Le dernier rapport conjoint de la FAO/l'OMS, intitulé Régime alimentaire, nutrition et prévention des maladies chroniques (2003), a conclu que les éléments de preuve n'indiquent pas l'existence d'un lien entre la consommation de lipides totaux et l'accroissement du risque de cancer du sein, de la prostate, du côlon et du rectum et d'autres formes de cancer.
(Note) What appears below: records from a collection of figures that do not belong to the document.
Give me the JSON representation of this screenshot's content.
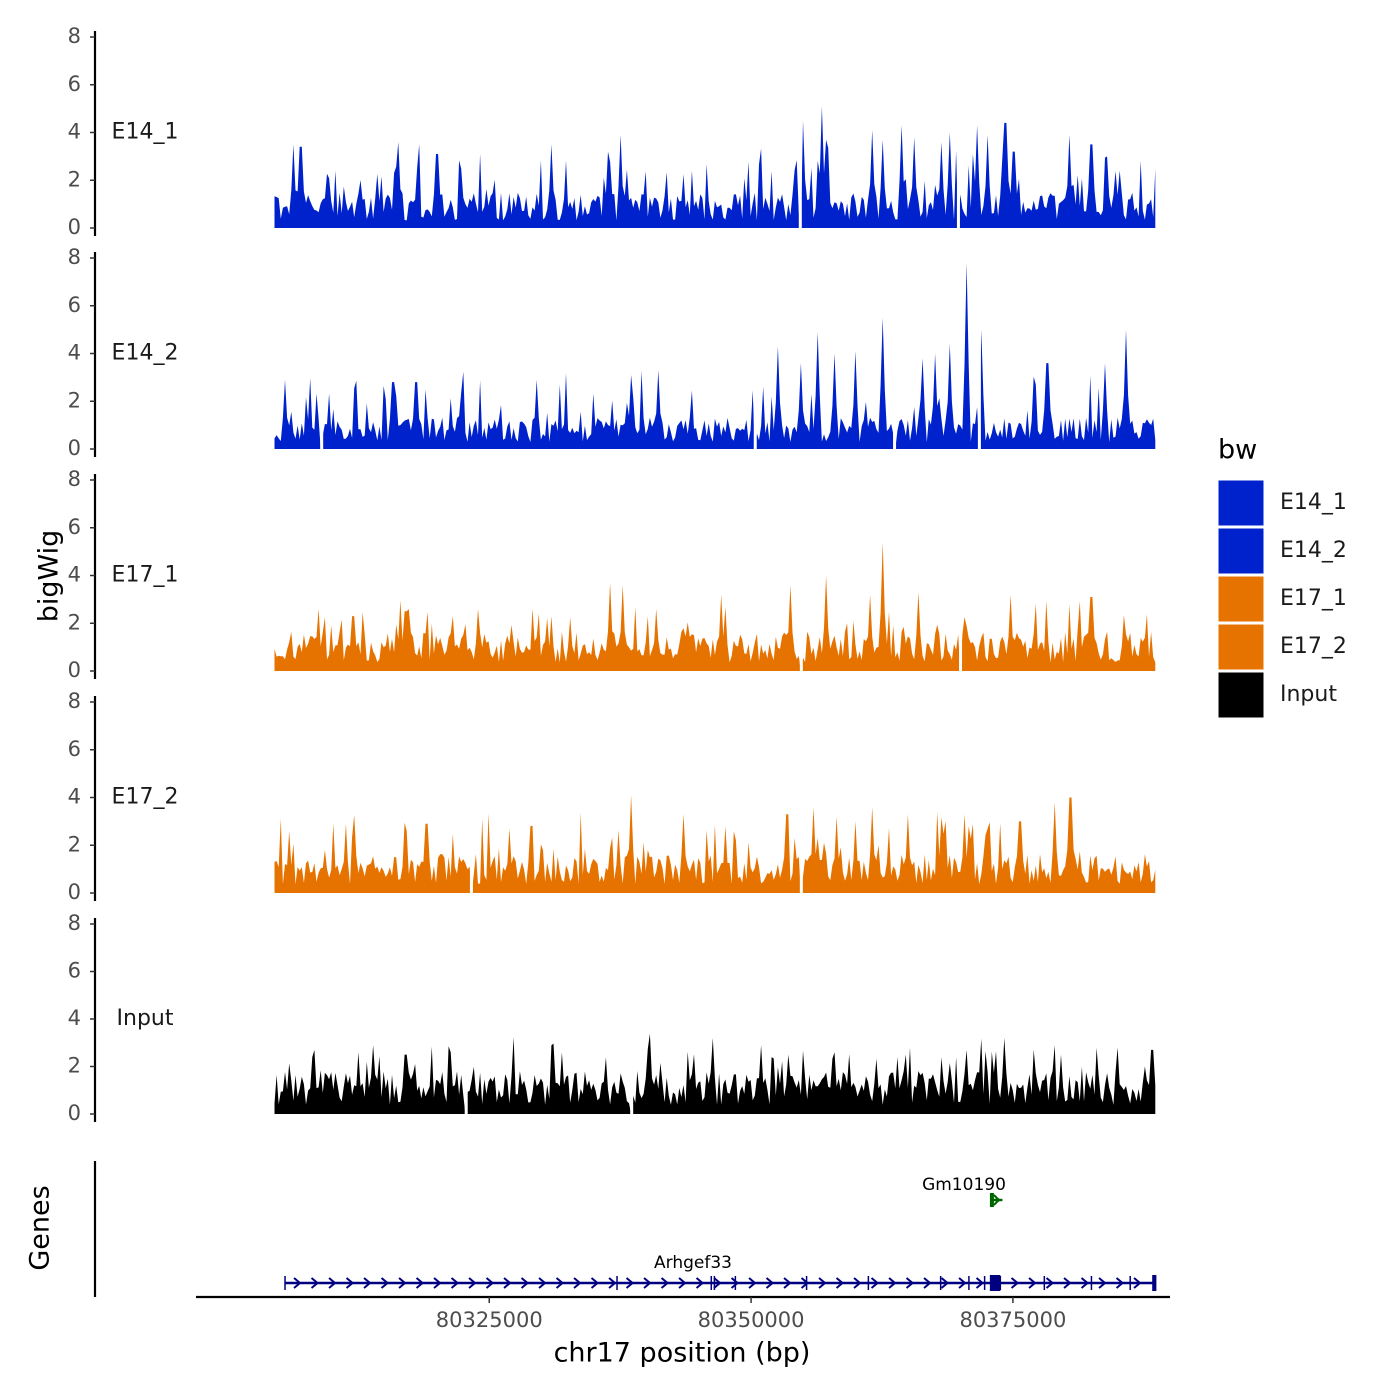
{
  "chart_data": {
    "type": "area",
    "title": "",
    "xlabel": "chr17 position (bp)",
    "ylabel": "bigWig",
    "genes_ylabel": "Genes",
    "xlim": [
      80297000,
      80390000
    ],
    "x_data_range": [
      80304500,
      80388600
    ],
    "ylim": [
      0,
      8
    ],
    "yticks": [
      0,
      2,
      4,
      6,
      8
    ],
    "xticks": [
      {
        "value": 80325000,
        "label": "80325000"
      },
      {
        "value": 80350000,
        "label": "80350000"
      },
      {
        "value": 80375000,
        "label": "80375000"
      }
    ],
    "legend": {
      "title": "bw",
      "position": "right"
    },
    "series": [
      {
        "name": "E14_1",
        "color": "#0022CC",
        "baseline": 0.9,
        "variation": 0.8,
        "gaps": [
          80354700,
          80369800
        ],
        "peaks": [
          [
            80306300,
            3.5
          ],
          [
            80307000,
            3.4
          ],
          [
            80316300,
            3.6
          ],
          [
            80320000,
            3.1
          ],
          [
            80330900,
            3.5
          ],
          [
            80336400,
            3.2
          ],
          [
            80337500,
            3.9
          ],
          [
            80355000,
            4.5
          ],
          [
            80356700,
            5.1
          ],
          [
            80357100,
            3.7
          ],
          [
            80361500,
            4.1
          ],
          [
            80362500,
            3.7
          ],
          [
            80364400,
            4.3
          ],
          [
            80365500,
            3.8
          ],
          [
            80368200,
            3.6
          ],
          [
            80369000,
            4.0
          ],
          [
            80371500,
            4.3
          ],
          [
            80372600,
            3.9
          ],
          [
            80374300,
            4.4
          ],
          [
            80375100,
            3.2
          ],
          [
            80380400,
            3.9
          ],
          [
            80382500,
            3.5
          ],
          [
            80384000,
            3.0
          ]
        ]
      },
      {
        "name": "E14_2",
        "color": "#0022CC",
        "baseline": 0.8,
        "variation": 0.8,
        "gaps": [
          80309000,
          80350400,
          80363700,
          80371800
        ],
        "peaks": [
          [
            80305500,
            2.9
          ],
          [
            80315800,
            2.8
          ],
          [
            80318000,
            2.8
          ],
          [
            80329500,
            2.9
          ],
          [
            80338500,
            3.1
          ],
          [
            80341200,
            3.3
          ],
          [
            80352600,
            4.3
          ],
          [
            80354700,
            3.6
          ],
          [
            80356400,
            4.9
          ],
          [
            80358000,
            4.0
          ],
          [
            80360000,
            4.1
          ],
          [
            80362500,
            5.5
          ],
          [
            80366300,
            3.8
          ],
          [
            80367600,
            4.0
          ],
          [
            80369000,
            4.4
          ],
          [
            80370500,
            7.8
          ],
          [
            80372000,
            5.0
          ],
          [
            80378300,
            3.6
          ],
          [
            80383800,
            3.6
          ],
          [
            80385800,
            5.0
          ]
        ]
      },
      {
        "name": "E17_1",
        "color": "#E67300",
        "baseline": 1.0,
        "variation": 0.6,
        "gaps": [
          80354800,
          80370000
        ],
        "peaks": [
          [
            80312000,
            2.3
          ],
          [
            80317000,
            2.5
          ],
          [
            80321500,
            2.3
          ],
          [
            80324000,
            2.6
          ],
          [
            80331000,
            2.3
          ],
          [
            80336600,
            3.7
          ],
          [
            80337800,
            3.6
          ],
          [
            80341000,
            2.6
          ],
          [
            80347200,
            3.2
          ],
          [
            80353800,
            3.6
          ],
          [
            80357200,
            4.0
          ],
          [
            80361400,
            3.2
          ],
          [
            80362500,
            5.4
          ],
          [
            80366000,
            3.3
          ],
          [
            80370000,
            3.4
          ],
          [
            80374800,
            3.2
          ],
          [
            80382500,
            3.1
          ]
        ]
      },
      {
        "name": "E17_2",
        "color": "#E67300",
        "baseline": 1.0,
        "variation": 0.8,
        "gaps": [
          80323300,
          80354800
        ],
        "peaks": [
          [
            80305900,
            2.6
          ],
          [
            80311300,
            2.9
          ],
          [
            80319000,
            2.9
          ],
          [
            80327000,
            2.7
          ],
          [
            80329000,
            2.8
          ],
          [
            80337300,
            2.6
          ],
          [
            80338600,
            4.1
          ],
          [
            80347500,
            2.8
          ],
          [
            80353400,
            3.3
          ],
          [
            80356000,
            3.6
          ],
          [
            80358200,
            3.2
          ],
          [
            80360000,
            3.0
          ],
          [
            80361600,
            3.6
          ],
          [
            80365000,
            3.3
          ],
          [
            80370300,
            3.3
          ],
          [
            80375700,
            3.0
          ],
          [
            80379000,
            3.8
          ],
          [
            80380500,
            4.0
          ]
        ]
      },
      {
        "name": "Input",
        "color": "#000000",
        "baseline": 1.1,
        "variation": 0.7,
        "gaps": [
          80322800,
          80338600
        ],
        "peaks": [
          [
            80308200,
            2.4
          ],
          [
            80312500,
            2.6
          ],
          [
            80317000,
            2.5
          ],
          [
            80321300,
            2.6
          ],
          [
            80332000,
            2.6
          ],
          [
            80346400,
            3.2
          ],
          [
            80350900,
            2.9
          ],
          [
            80353600,
            2.5
          ],
          [
            80358000,
            2.6
          ],
          [
            80364000,
            2.4
          ],
          [
            80370500,
            2.7
          ],
          [
            80379600,
            2.5
          ],
          [
            80385000,
            2.8
          ],
          [
            80388300,
            2.7
          ]
        ]
      }
    ],
    "genes": [
      {
        "name": "Arhgef33",
        "color": "#000080",
        "strand": "+",
        "start": 80305500,
        "end": 80388600,
        "exons": [
          80337200,
          80346200,
          80346500,
          80348500,
          80355300,
          80361200,
          80368100,
          80370800,
          80372300,
          80373800,
          80378000,
          80382500,
          80386200
        ],
        "utr_blocks": [
          [
            80372800,
            80373800
          ],
          [
            80388300,
            80388700
          ]
        ]
      },
      {
        "name": "Gm10190",
        "color": "#006400",
        "strand": "+",
        "start": 80372900,
        "end": 80374000
      }
    ]
  }
}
De manière générale, les données scientifiques à l'appui de l'existence d'un lien entre la consommation de graisses alimentaires et l'incidence du cancer du sein, de la prostate et du côlon ont perdu de leur vigueur au cours des dix dernières années. Bien que les études transversales en population continuent d'apporter des arguments à l'appui de l'existence d'un lien entre le cancer du sein et les types de lipides et entre le cancer colorectal et la consommation de lipides d'origine animale, cette conclusion n'est généralement pas corroborée par les études de cohortes prospectives et les études cas-témoins. Le grand changement observé dans la littérature est l'affaiblissement des arguments à l'appui d'un tel lien, d'après les études cas-témoins, surtout lorsque les risques relatifs et les rapports de cotes ont été rajustés pour tenir compte de l'apport énergétique. De plus, plusieurs vastes études de cohortes réalisées récemment n'ont pas milité en faveur de l'existence d'un lien entre la consommation de graisses alimentaires et le cancer du sein, de la prostate ou du côlon. De plus, on observe un manque de constance accru dans les liens établis entre certains aliments et le cancer. Les preuves à l'appui d'un lien entre la viande, surtout la viande rouge, et le risque de cancer n'ont pas été étayées par des études cas-témoins et des études de cohortes signalées au cours de la dernière décennie.

Les preuves indiquant l'absence de lien entre la consommation de lipides totaux et différents types de cancer l'emportent largement sur les données à l'appui de l'allégation. C'est pourquoi on recommande que le Canada n'accepte pas une allégation santé associant les graisses alimentaires au cancer.